PiS nikogo nie nakłania do agresji - zwłaszcza do zachowań rasistowskich
Nie obwiniałem o to PiS-u. Nie sądzę aby PiS aprobował kiedykolwiek zachowania rasistowskie. Pokazywałem raczej fałszywe przekonania o tym, że Polska bulgocze wartościami chrześcijańskimi, co usiłuje nam tu wciskać Spike. Otóż nie bulgocze, wybryki takie jak opisałem zdarzają się nie rzadko, znaczna część z nich nie jest w ogóle nigdzie zgłaszana. Gdyby nie ten nauczyciel, sprawa nie ujrzałaby światła dziennego; poturbowaliby w najlepszym przypadku tego Nigeryjczyka, a on (nie mówił nawet po polsku) nigdzie by tego nie zgłosił. Zwróć też uwagę na zachowanie sprzedawczyni w sklepie, która wolała mieć czystą podłogę niż udzielić pomocy poszkodowanmu i krwiacemu nauczycielowi. O to też nie obwiniam PiS-u ani Konfederacji. Ale popatrz tylko jak ewoluowały wartości chrześcijańskie w tym kraju skoro czystość podłogi jest ważniejsza niż pomoc bliźniemu.

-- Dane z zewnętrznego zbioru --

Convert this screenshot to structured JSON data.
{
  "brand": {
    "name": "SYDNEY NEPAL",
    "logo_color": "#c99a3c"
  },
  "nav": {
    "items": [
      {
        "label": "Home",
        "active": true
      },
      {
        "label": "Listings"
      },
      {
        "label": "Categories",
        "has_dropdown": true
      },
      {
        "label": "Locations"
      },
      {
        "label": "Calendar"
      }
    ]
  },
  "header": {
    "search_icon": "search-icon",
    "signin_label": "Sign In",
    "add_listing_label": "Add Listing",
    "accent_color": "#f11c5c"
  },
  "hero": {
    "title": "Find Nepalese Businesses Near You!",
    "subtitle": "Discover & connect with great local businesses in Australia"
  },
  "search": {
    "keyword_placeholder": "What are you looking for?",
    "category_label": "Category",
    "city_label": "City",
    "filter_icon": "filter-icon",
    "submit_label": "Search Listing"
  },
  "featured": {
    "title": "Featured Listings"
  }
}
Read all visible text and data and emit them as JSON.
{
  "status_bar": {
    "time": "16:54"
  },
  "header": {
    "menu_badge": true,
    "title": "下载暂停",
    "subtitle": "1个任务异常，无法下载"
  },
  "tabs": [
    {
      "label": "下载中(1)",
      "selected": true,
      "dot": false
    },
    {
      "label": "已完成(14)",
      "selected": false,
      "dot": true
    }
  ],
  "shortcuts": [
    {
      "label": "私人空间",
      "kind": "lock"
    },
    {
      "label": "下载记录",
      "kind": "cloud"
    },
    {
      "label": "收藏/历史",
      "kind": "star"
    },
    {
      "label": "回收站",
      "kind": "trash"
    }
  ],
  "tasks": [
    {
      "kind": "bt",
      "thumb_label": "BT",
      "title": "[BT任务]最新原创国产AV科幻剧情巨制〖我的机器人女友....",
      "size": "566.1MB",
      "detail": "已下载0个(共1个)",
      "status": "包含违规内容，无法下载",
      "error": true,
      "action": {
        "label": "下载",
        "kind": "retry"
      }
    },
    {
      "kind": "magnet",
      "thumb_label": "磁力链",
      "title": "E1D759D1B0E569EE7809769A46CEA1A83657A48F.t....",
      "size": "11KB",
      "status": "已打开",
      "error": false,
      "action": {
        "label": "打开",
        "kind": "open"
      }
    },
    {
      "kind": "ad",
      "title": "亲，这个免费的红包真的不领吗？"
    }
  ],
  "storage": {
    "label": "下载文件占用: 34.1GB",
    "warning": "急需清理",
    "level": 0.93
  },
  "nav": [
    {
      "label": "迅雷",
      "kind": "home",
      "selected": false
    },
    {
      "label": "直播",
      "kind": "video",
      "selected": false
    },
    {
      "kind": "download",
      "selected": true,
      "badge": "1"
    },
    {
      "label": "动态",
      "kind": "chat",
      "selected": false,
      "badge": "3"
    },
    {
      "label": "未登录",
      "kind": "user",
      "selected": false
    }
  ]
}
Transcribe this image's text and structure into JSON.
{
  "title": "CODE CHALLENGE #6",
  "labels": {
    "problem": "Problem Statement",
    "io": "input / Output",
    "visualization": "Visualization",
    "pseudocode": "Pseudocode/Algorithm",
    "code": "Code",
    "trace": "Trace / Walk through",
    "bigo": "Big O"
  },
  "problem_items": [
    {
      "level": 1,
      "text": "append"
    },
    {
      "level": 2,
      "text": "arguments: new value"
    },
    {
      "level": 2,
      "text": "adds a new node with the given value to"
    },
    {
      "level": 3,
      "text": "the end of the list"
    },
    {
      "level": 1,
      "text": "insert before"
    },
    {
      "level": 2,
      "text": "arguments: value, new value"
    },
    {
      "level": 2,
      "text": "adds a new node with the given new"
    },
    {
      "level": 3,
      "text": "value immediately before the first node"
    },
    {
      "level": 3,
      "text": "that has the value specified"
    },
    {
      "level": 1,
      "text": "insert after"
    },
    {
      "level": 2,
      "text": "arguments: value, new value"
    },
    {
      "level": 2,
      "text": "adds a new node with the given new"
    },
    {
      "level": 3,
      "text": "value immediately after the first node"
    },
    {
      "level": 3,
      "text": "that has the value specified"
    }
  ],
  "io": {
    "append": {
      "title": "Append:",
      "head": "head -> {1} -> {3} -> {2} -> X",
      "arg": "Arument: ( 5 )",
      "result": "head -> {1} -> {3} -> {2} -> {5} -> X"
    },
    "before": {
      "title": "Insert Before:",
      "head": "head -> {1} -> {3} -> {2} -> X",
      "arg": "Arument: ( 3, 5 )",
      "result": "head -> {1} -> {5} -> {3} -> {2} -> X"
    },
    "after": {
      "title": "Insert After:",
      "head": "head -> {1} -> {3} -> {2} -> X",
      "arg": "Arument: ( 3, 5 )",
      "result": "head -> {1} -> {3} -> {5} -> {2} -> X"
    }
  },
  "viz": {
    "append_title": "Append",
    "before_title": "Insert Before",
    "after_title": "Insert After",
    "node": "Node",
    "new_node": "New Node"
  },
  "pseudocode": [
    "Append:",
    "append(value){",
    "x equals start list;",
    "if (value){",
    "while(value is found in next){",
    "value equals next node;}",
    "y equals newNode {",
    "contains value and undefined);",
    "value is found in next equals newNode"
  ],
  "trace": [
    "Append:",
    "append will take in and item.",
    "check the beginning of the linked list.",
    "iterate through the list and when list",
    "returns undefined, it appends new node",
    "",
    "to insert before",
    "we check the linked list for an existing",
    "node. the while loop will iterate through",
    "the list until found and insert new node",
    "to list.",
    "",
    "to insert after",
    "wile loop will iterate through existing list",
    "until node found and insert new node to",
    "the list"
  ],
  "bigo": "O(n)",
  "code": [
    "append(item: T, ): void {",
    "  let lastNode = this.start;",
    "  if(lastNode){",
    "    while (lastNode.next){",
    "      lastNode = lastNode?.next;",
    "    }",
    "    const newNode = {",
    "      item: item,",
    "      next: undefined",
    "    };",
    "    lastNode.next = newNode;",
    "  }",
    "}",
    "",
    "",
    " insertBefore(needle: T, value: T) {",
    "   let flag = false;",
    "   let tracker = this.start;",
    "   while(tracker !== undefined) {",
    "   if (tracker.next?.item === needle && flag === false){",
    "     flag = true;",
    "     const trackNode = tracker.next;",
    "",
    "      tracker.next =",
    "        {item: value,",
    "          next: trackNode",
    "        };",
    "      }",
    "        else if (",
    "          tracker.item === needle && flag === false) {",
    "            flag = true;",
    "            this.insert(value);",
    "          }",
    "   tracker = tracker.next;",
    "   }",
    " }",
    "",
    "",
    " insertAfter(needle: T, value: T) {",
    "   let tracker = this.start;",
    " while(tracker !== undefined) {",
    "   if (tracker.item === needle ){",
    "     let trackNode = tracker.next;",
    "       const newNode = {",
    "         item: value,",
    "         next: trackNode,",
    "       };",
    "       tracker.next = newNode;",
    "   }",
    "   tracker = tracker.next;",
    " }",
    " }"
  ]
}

A Spike ciągle tylko o wartościach chrześcijańskich, rzekomo wyższych w Polsce niż na zgniłym Zachodzie, gdzie on teraz tłucze kasę. I ciągle tylko o obronie cywilizacji łacińskiej, rzekomo zagrożonej przez LGBT. Jak my możemy bronić cywilizacji łacińskiej, gdy u nas zaraz rusza się na gejów, gdy tylko władza chrześcijańska lekko ludzi podjudzi, choćby tylko w sposób niezamierzony. Chyba że natym ma polegać jej obrona. Zgadzam się, że nie było intencją PiS-u wywoływanie krucjaty przeciwko LGBT, choć uśpionie demony zostały obudzone. Potem Duda się z tego wycofał zapraszając przedstawicieli środowisk LGBT do Pałacu na rozmowę i chwała mu za to.
A co Ty myślisz o przestrzeganiu wartości chrześcijańskich w przypadku Jacka Kurskiego, byłego prezesa TVP, a i teraz ważnej persony tamże, któremu unieważniono właśnie ślub kościelny po 24 latach małżeństwa, owocem którego jest troje, teraz już dorosłych, dzieci? Jego ślub z nową wybranką zaszczycił podobno nawet sam prezes Jarosław Kaczyński.
W podkarpackiem - które jak wiesz złośliwi proponują przemianować na "kaczyńskie" - już zaczęli się burzyć i jakieś tamtejsze stowarzyszenie chrześcijan pisze petycję do Kościoła z żądaniem wyjaśnień, jak taki numer jest w ogóle możliwy w naszym bogobojnym kraju (może Spike zna odpowiedź?). Wystarczy przypomnieć, że marszałek Józef Piłsudski wykonał podobny manewr, ale on w tym celu zmienił najpierw wyznanie na protestanckie, legalnie się rozwiódł w tym wyznaniu, wziął ślub z nową partnerką, po czym spokojnie wrócił na łono Kościoła czysty nieomalże jak Dziewica Nazareńska.
I tak powoli dochodzimy do wniosku, że przed wojną ludzie w Polsce byli znacznie bardziej prawi (i sprytni) niż obecnie, a wartości chrześcijańskie nie musiały być w taki sposób wystawiane na szwank jak w naszych czasach. Ale czy Jacek Kurski mógły się zdobyć na zmianę wyznania? No raczej nie, przecież do tego trzeba być marszałkiem Józefem Piłsudskim.